The mammogram came and went without much huzzah, and I went on about my merry way. We spent Thanksgiving Day with my in-laws (minus my BIL who had COVID), celebrating the day with food (so much food) and football. The weekend wasn’t anything eventful either – we watched Kansas get trounced by Kansas State, saw TCU destroy Iowa State and finished up by watching the Chiefs dominate the Rams. All in all, it was a great weekend.

And then it was Monday. I don’t like Mondays in general because they signal the end of “me time” and a return to work. And pants. I’d prefer to wear shorts and a sweatshirt every day, but I digress. That Monday I got a call from Julie, the imaging tech who had been the boob smasher extraordinaire for my mammogram.

“Hey Autumn, it’s Julie from the LMH Health Women’s Center,” rang the voice on the other end of the phone. “The radiologist took a look at the images and he’d like you to come back in to get an additional look at your left breast.”

If you’ve ever seen a movie and the main character starts to feel an overwhelming sense of dread, that’s what I looked like at that very moment.

“Do I have anything to worry about?” I asked nervously. “Should I start to panic?”

Julie reassured me that many women are asked to come back for a diagnostic mammogram, which is a fancy way of saying they want some more detailed images of your boobs. Nothing to worry about at all – they’ll rule out anything nefarious with that and an ultrasound immediately after the scans.

I went back to the Women’s Center on Friday, December 2, just a few days from receiving the call. The intake process was the same – registration, wristband, family history questions – and then my left breast was placed in a tinier holster it had been before. The tech got her scans and then sent me to another room to meet with Jessica, one of the ultrasound techs at the center.

Jessica was as nice as could be – calm, comforting and reassuring, telling me that many women have ultrasounds. She took some images that looked like a lot of black and white squiggly lines to me, and then went to show them to the radiologist. After what seemed like a lifetime of waiting, Dr. Scott Patrick popped his head around the door to say hello and share what he’d seen on the images.

“I wish I could tell you that the imaging showed a cyst, but I don’t think that’s what we’re looking at,” he said. “We need to schedule you for a needle biopsy next week to find out what’s really going on.”

I kind of blanked out after that. “Oh fuck. I have cancer.” That’s all that I could think in that very moment. “What the fuck am I going to do?”

Dr. Patrick continued to explain what the biopsy would entail – a local anesthetic would be applied and I wouldn’t feel any pain when they shoved a long, pointy needle into my breast to take a snip out of this thing that my body was now harboring. My appointment was scheduled for the following Thursday, a wait that began to seem like an eternity.

I left, went home and just sat. I wasn’t sure what to think. What do I tell my husband? My daughter? She’s a nurse and she knows how badly this could go. What about my parents? My sister? My friends? To say that I was panicking would be an understatement.

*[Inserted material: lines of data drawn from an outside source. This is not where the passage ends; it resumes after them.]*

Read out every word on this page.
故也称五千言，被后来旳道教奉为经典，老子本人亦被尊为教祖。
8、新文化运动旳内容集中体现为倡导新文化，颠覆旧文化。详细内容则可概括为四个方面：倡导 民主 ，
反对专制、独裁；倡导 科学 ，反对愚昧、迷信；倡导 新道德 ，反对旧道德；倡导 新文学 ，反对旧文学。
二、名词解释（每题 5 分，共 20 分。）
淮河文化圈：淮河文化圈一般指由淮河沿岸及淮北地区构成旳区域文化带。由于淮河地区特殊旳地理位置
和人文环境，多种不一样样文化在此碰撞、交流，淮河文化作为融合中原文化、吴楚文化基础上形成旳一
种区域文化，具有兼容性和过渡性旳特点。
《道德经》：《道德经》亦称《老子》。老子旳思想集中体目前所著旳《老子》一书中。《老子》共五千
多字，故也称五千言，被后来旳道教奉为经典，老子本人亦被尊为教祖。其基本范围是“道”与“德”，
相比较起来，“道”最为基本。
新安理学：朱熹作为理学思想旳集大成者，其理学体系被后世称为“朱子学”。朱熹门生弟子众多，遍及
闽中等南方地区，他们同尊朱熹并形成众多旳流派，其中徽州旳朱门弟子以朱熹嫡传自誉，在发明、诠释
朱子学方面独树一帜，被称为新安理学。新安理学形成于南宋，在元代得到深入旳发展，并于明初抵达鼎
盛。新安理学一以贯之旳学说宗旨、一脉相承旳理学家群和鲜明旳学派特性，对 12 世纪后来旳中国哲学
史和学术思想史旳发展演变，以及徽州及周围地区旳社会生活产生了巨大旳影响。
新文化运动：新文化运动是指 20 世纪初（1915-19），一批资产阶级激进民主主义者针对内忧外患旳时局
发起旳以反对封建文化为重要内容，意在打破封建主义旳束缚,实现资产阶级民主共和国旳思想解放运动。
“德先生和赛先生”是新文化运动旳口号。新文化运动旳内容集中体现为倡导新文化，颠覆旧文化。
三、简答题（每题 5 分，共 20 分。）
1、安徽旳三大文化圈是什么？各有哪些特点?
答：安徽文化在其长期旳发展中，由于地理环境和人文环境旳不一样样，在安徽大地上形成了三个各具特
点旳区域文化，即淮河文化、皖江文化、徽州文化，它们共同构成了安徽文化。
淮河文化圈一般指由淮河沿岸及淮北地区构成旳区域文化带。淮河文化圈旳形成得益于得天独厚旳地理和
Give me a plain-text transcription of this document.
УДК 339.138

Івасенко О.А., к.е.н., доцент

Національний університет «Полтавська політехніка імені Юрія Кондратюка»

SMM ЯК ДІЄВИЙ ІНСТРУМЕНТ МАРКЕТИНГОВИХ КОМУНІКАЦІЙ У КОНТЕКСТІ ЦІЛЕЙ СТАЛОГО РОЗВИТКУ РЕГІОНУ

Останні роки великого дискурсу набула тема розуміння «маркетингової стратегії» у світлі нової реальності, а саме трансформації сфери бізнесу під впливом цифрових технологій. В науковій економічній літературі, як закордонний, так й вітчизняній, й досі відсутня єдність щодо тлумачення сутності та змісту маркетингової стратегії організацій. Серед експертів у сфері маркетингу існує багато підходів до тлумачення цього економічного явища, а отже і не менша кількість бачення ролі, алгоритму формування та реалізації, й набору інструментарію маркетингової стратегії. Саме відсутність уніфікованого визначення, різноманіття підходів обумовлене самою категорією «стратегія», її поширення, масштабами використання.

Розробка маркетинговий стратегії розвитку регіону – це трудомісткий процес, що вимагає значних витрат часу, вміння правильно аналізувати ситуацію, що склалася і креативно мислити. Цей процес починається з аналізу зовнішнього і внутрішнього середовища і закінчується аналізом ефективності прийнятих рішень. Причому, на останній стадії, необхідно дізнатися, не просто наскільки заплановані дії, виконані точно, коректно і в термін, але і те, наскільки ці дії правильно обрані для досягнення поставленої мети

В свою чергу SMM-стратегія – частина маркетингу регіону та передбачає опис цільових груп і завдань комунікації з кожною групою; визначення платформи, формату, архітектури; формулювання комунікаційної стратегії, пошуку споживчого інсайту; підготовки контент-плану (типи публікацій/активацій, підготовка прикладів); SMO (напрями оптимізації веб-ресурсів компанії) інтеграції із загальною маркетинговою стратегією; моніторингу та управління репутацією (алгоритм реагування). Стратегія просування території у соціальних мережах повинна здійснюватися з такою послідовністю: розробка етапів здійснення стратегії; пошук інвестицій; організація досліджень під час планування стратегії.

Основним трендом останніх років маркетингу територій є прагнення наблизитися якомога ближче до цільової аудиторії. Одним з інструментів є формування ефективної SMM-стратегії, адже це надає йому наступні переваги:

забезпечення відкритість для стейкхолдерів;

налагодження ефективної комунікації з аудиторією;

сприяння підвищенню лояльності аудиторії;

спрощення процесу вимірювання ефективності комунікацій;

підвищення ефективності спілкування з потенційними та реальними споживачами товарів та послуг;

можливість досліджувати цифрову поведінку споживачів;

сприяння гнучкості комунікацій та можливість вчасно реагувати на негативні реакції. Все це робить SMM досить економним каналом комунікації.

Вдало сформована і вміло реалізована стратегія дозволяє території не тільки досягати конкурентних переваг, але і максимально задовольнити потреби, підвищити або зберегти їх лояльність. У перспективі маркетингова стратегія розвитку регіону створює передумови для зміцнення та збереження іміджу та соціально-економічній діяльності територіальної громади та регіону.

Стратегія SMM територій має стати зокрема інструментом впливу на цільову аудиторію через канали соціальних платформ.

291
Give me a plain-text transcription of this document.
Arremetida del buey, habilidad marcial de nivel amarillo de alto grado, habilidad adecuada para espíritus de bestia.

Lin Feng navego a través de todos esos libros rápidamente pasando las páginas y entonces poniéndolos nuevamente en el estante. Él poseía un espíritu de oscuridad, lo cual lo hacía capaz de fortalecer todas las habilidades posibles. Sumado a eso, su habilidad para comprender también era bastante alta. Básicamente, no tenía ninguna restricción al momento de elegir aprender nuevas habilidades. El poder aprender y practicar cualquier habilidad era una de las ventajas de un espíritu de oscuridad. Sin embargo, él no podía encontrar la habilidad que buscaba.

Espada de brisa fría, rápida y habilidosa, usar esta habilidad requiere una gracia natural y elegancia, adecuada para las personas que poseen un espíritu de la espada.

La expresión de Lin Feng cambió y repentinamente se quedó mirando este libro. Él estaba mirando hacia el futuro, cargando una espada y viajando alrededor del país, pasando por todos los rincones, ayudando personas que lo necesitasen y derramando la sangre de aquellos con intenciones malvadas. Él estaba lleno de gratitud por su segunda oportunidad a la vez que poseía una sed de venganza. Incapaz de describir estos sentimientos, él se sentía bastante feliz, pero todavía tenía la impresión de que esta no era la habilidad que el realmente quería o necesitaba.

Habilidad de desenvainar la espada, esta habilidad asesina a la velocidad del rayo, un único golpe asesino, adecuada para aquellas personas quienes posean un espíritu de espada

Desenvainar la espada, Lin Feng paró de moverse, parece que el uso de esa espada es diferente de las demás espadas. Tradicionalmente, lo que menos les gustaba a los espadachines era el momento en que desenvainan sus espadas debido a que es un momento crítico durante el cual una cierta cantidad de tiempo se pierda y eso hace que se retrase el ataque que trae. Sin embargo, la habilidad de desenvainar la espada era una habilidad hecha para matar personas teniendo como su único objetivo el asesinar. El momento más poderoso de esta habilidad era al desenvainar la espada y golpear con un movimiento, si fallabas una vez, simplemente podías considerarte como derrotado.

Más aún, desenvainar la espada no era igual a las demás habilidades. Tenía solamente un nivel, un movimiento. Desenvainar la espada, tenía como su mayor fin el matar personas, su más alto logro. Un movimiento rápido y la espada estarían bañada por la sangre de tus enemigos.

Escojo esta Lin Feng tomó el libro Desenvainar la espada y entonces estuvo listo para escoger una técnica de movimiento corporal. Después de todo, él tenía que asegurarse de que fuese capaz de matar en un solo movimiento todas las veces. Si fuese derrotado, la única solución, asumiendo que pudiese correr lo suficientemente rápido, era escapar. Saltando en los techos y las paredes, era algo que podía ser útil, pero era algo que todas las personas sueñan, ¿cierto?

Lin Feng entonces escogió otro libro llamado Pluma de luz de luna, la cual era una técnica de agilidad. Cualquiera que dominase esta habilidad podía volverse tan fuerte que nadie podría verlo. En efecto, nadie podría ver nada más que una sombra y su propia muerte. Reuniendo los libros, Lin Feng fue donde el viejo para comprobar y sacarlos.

So I did what I always do. I took a step back, took a breath and began to write. I wrote down what I knew and what I didn’t, what I needed to tell Brian, Rachel and everyone else. I wrote down my appointment date and time, the name of the ultrasound tech, the doctor and anything else I could remember. What I didn’t write was the word “cancer.” I wasn’t ready for that. I wasn’t ready to entertain that as even the most remote of possibilities.

One response to “Moving from A to C”

  1. Oh Autumn. Big hugs. Thank you for telling your story.